Desbandada en el PRD
El Partido Revolucionario Dominicano vive por estos días un proceso interesante, porque a veces da la impresión de que su máxima dirigencia empuja hacia afuera de sus fronteras partidarias a quienes se atreven a controvertir sus decisiones.
Ya figuras emblemáticas de esa organización están fuera de ella, como parte de lo que parece un plan preconcebido por sus autoridades para liberarse de la molestia de las voces contestatarias a nivel interno.
Y, aunque no voy a entrar en consideraciones acerca de la validez de los argumentos de quienes han decidido abandonar su vieja militancia perredeísta, debo decir que el asunto se aventura extraño.
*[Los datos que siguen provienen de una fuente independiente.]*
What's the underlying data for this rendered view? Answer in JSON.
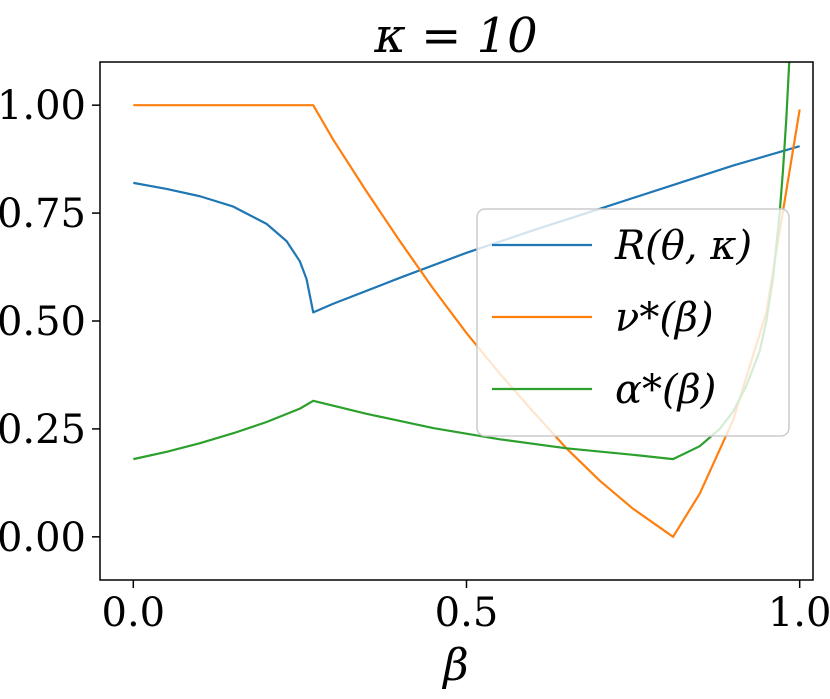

Porque mientras toda organización política procura atraer, por lo menos cuando se acerca la celebración de elecciones, la actual dirigencia perredeísta parece animada a prescindir de los votos y del trabajo electoral de los desafectos internos al proyecto presidencial del ingeniero Miguel Vargas Maldonado.
Desde su punto de vista, carece de importancia el hecho de que hayan renunciado al PRD el diputado Rafael Calderón, el ex síndico Daniel Carvajal Lois y el muchas veces ex Vicente Sánchez Baret, porque se trata de pepehachistas.
No razonan que, si bien esos renunciantes no podrán llevarse tras de si a muchos perredeístas, le restarán cientos o miles de votos a esa organización porque ellos y sus seguidores no votan por el tristemente célebre PPH sino por el PRD.
He escuchado, incluso, a por lo menos uno de los colaboradores de Vargas Maldonado soñar con que el ex presidente Hipólito Mejía abandone su partido, al parecer convencido de que con eso terminarían los problemas internos en el PRD.
Debo insistir en que no sé si en realidad los que han abandonado las filas perredeístas en el actual proceso tenían razones valederas para fundamentar su decisión.
Lo que sí sé es que la ruta que transita esa organización política bajo su actual guía no es la que conduce hacia el poder, o por lo menos no hacia el poder que entendemos otorgan el ejercicio de la Presidencia de la República y demás posiciones electivas.
Claro, si interpretamos lo de nuevo PRD que tanto le gusta a la actual gestión dirigencial perredeísta, pudiéramos colegir que esa organización surge para agenciarse su espacio en la sociedad dominicana y que por consiguiente no aspira a llegar al poder por ahora.
Si ese fuera el caso, entonces empezaría a entender por qué al PRD se le nota errático al identificar y tomar la ruta que conduce al poder político.